Kennedy remembered, 50 years later

Published 10:07 pm Thursday, November 21, 2013

Few people who were alive at the time will forget where they were when they heard President John F. Kennedy had been assassinated on Nov. 22, 1963.

The tragedy was to the people of that generation what the terrorist attacks of Sept. 11, 2001, would be to their children.



Nancy Rountree of Suffolk Insurance has been with the company a long time. She still works there and worked there the day the president died.

Email newsletter signup

“I was working at Suffolk Insurance on North Main Street when one of the owners, Bob Crocker, came in and told us the President had just been shot,” she wrote in an email responding to a Suffolk News-Herald call for recollections of the moment. “It was a little later that we got the news that he had passed away. From that time on for the next few days we were glued to the TV screens, still not believing that it had happened.”

Fifty years later, the shooting remains a subject of fascination for many Americans, some of whom do not accept the official account of the crime — that Lee Harvey Oswald acted alone when he plotted and carried out the assassination.

Reproduced below is the Associated Press story carried by the Suffolk News-Herald (then an afternoon paper) that day. Despite the large headline, “President is slain from ambush,” and the flash at the top, the early wire report was written as the situation continued to develop and says Kennedy was still alive.

It ran alongside the day’s more mundane local news about a blood drive and Boy Scouts obtaining the Eagle rank.


DALLAS — Two priests who were with Kennedy say he is dead of bullet wounds.


DALLAS (AP) — President Kennedy and Gov. John Connally of Texas were shot from ambush today. It was not known whether either was killed.

Rep. Albert Thomas, Democrat of Texas, said today he was informed Pres. Kennedy and Gov. Connally were both still alive after the assassination attempt.

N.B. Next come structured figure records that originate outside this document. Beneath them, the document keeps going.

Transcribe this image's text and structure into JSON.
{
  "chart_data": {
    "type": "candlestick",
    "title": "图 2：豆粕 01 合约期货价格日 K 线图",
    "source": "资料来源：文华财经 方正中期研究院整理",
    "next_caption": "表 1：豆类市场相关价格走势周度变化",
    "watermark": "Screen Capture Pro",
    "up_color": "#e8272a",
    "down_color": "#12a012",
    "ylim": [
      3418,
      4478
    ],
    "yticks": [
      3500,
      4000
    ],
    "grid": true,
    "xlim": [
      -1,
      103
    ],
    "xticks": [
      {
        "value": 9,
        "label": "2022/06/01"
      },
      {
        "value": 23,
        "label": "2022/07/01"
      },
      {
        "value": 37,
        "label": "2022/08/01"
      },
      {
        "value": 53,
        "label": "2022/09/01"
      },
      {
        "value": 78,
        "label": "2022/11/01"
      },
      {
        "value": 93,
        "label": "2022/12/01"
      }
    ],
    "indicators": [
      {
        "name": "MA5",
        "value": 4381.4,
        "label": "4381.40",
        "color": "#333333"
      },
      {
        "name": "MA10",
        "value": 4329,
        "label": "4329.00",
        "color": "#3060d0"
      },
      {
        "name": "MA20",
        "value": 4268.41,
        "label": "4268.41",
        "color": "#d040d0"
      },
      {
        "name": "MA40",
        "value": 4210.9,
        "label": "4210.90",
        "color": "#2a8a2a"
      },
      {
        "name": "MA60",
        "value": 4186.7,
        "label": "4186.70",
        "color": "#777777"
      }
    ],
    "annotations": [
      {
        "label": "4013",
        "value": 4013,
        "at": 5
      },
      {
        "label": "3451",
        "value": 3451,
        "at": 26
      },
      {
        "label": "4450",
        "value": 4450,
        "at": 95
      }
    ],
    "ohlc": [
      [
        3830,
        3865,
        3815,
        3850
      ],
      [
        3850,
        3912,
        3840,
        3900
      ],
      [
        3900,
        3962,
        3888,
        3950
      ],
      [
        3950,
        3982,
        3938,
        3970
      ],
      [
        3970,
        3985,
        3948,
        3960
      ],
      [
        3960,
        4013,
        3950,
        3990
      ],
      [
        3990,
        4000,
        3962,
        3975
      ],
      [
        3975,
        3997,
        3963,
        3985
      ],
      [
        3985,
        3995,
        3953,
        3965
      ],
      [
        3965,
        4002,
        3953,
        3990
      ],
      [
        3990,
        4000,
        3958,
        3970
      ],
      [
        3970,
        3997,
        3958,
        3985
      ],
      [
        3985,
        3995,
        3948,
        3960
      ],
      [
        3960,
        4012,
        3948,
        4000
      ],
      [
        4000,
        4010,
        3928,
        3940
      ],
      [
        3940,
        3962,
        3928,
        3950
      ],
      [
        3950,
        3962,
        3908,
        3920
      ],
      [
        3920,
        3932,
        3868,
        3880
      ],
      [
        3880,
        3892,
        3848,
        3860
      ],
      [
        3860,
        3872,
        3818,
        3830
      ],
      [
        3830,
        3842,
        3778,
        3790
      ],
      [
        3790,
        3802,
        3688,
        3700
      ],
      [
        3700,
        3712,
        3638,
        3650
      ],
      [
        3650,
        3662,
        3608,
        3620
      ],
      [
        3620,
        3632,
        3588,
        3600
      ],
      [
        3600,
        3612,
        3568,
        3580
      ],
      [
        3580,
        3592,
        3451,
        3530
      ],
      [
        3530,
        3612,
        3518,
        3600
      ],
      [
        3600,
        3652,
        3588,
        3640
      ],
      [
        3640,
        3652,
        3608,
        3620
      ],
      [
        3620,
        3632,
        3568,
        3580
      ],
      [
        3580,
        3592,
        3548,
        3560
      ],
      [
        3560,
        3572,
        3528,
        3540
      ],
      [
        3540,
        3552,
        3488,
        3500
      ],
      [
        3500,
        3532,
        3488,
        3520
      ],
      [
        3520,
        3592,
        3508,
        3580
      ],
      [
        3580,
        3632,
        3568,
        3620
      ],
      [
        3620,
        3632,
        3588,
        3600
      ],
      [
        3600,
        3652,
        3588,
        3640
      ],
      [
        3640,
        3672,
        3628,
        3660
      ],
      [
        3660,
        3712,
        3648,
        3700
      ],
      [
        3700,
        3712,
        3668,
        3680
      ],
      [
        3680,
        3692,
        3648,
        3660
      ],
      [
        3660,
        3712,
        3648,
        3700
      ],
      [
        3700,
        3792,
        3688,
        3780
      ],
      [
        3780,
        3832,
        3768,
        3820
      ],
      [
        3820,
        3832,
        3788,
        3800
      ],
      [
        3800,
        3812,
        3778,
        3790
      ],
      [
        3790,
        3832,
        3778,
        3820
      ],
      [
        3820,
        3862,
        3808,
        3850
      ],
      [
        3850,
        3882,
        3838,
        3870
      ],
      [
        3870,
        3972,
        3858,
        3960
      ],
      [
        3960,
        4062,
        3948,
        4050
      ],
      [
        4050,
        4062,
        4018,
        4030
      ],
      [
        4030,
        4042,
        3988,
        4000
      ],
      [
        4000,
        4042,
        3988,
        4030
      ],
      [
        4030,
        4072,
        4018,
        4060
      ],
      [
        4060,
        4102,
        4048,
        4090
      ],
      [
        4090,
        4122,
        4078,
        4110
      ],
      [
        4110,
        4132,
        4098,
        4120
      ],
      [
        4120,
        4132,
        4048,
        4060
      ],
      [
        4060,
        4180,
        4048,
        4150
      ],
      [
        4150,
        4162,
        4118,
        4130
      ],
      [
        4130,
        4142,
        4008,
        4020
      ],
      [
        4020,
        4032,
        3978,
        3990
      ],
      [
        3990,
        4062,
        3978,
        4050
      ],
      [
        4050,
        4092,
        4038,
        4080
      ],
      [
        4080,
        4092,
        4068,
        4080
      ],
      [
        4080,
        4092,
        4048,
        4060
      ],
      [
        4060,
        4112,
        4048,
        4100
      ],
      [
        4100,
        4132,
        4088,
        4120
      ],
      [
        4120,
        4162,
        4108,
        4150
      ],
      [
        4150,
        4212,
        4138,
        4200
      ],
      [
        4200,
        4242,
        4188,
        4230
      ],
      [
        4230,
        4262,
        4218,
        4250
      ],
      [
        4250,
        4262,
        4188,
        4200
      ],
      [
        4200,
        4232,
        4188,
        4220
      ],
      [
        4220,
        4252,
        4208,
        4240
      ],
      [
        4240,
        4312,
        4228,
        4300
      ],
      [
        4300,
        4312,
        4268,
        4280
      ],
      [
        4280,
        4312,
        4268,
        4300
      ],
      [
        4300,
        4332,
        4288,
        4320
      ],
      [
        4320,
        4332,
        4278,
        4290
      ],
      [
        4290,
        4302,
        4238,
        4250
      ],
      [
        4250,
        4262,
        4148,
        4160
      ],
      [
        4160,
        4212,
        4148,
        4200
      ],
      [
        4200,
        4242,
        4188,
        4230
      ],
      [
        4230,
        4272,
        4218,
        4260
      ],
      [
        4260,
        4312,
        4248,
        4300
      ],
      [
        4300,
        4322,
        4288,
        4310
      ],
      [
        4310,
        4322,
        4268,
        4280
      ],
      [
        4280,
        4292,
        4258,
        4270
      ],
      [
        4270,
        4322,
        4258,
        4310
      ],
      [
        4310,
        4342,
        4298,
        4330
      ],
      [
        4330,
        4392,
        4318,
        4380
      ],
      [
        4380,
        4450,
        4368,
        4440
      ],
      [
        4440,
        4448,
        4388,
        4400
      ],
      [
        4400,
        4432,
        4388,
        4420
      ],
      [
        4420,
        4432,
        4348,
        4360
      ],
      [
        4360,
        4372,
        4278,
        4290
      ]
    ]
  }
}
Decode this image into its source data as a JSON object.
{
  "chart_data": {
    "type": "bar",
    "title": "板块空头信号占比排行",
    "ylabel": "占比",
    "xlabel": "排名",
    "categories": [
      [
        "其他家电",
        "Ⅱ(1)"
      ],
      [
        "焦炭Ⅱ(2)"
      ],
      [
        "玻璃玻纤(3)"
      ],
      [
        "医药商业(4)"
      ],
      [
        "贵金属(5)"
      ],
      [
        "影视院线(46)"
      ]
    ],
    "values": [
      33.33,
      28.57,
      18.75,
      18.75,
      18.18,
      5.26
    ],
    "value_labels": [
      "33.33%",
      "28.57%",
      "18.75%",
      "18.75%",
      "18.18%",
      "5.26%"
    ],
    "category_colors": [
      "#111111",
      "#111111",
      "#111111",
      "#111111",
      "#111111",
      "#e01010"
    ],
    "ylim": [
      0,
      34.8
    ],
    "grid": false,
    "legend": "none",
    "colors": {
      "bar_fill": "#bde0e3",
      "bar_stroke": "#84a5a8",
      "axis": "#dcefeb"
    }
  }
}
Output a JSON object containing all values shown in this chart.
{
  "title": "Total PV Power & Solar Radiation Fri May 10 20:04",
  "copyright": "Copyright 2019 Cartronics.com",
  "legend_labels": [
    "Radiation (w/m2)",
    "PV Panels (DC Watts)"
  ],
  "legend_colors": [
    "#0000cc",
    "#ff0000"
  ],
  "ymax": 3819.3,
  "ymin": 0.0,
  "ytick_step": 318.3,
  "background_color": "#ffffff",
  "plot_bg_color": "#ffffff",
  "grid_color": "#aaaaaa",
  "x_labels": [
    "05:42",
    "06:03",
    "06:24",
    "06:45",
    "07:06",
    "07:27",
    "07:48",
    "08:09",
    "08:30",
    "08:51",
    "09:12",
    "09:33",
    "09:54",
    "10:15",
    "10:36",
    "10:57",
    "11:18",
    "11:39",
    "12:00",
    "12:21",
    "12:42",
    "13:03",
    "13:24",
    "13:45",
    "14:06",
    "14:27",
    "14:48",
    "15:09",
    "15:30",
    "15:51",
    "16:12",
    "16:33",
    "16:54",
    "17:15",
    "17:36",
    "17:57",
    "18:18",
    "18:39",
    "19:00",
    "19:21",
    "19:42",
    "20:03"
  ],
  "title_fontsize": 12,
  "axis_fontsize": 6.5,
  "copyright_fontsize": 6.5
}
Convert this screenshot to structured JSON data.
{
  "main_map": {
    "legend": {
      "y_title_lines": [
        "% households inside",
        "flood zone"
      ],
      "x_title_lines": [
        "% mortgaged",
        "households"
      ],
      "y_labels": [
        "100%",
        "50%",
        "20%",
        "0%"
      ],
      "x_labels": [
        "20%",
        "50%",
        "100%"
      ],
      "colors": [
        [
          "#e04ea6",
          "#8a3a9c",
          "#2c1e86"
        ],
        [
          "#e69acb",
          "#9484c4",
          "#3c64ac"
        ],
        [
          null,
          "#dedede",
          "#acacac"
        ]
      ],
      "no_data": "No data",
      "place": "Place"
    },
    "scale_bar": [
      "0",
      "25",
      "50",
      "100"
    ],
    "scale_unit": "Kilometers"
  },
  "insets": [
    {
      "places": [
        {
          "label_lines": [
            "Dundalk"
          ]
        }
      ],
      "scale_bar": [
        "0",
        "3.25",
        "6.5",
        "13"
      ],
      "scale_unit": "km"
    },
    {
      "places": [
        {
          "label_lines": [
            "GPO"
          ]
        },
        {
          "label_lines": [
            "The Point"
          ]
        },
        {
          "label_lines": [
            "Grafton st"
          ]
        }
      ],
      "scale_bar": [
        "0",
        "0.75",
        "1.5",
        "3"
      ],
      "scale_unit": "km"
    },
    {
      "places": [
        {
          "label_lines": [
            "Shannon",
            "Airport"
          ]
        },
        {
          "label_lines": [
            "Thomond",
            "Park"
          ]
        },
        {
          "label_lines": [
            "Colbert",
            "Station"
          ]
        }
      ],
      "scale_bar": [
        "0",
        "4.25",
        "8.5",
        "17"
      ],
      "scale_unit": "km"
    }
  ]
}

Thomas, standing outside the corridor of the emergency room in which both Kennedy and Connally were under treatment, said that he had been told that the President was still alive but was “in very critical” condition.

The President was shot as his motorcade left downtown Dallas. Mrs. Kennedy jumped up and grabbed Mr. Kennedy. She cried, “Oh, no.” The motorcade went on. AP photographer James W. Altgens, said he saw blood on the President’s head.

Altgens said he heard two shots but thought someone was shooting firework until he saw blood on the President. He said he saw no one with a gun.

AP reporter Jack Bell asked Kenneth O’Donnel, the President’s assistant, if Kennedy was dead. O’Donnel gave no answer. Kennedy was reported taken to Parkland Hospital near a Dallas trade mart, where he was to have made a speech.

Bell said Kennedy was transferred to an ambulance. He lay on the seat of a car. Bell reported three shots were fired as the motorcade entered a triple underground which leads to the Stemmons Freeway route to Parkland Hospital.

Pandemonium broke loose around the scene.

The Secret Service waved the motorcade on at nonstop speed to the hospital. Even at high speed it took nearly five minutes to get the car to the ambulance entrance to the hospital. Reporters saw Kennedy lying flat on his face on the seat of the car.

In Washington, the White House press said at 1:45 it had nothing beyond press information on the shooting.

Kennedy apparently was shot in the head. He fell face down in the back seat of the car. Blood was on his head.

Connally remained half-seated, slumped to the left. There was blood on his face and forehead.